A facile synthetic approach toward oleanolic acid glycoside bearing alpha-L-rhamnopyranosyl-(1-->2)-alpha-L-arabinopyranosyl moiety, a unique oligosaccharide that strongly induces antitumor activity of oleanane-type triterpenoid saponins, was developed. Based on this approach beta-hederin (oleanolic acid 3-O-alpha-L-rhamnopyranosyl-(1-->2)-alpha-L-arabinopyranoside) was efficiently prepared from oleanolic acid through stepwise glycosylation in linear eight steps with 52% overall yield, while Hederacolchiside A1 (oleanolic acid 3-O-alpha-L-rhamnopyranosyl-(1-->2)-[beta-D-glucopyranosyl-(1-->4)]-alpha-L-arabinopyranoside) in linear 13 steps with 20% overall yield.

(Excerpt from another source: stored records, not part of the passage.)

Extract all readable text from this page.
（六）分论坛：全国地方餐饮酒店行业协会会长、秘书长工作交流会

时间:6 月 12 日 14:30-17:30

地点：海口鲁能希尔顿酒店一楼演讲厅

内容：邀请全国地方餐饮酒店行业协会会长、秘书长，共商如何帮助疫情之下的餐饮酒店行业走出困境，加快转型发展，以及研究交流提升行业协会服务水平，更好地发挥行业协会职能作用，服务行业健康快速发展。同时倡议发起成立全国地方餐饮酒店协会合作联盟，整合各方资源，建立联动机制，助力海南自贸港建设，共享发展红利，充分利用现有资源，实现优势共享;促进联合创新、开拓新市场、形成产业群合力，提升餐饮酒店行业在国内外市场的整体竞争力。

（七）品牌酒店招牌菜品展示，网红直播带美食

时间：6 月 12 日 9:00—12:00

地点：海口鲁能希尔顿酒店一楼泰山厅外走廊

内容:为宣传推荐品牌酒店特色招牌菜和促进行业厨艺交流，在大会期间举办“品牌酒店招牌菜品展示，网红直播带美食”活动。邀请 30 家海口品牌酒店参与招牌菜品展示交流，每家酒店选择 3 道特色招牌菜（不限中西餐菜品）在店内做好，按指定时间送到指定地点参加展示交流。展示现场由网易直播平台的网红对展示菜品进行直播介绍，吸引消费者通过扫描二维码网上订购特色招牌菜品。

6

Pores formation on cell membranes by Hederacolchiside A1 leads to a rapid release of proteins for cytosolic subproteome analysis

J Proteome Res 2008 Apr;7(4):1683-92.PMID:18338859DOI:10.1021/pr7006973.

Hederacolchiside A1 was used to progressively permeabilize the membrane of human melanoma MEL-5 cells. Holes formation was followed by Scanning Electron Microscopy and interaction of the saponin with cholesterol and phospholipids by TOF-SIMS. 2D-LC-MS/MS and 2D-SDS-PAGE show that the release of soluble proteins into serum-free culture media increases with time. This can lead to a new rapid and efficient strategy to analyze the cytosolic subproteome and it opens the door to get information from the cytosolic compartment for clinical proteomic studies.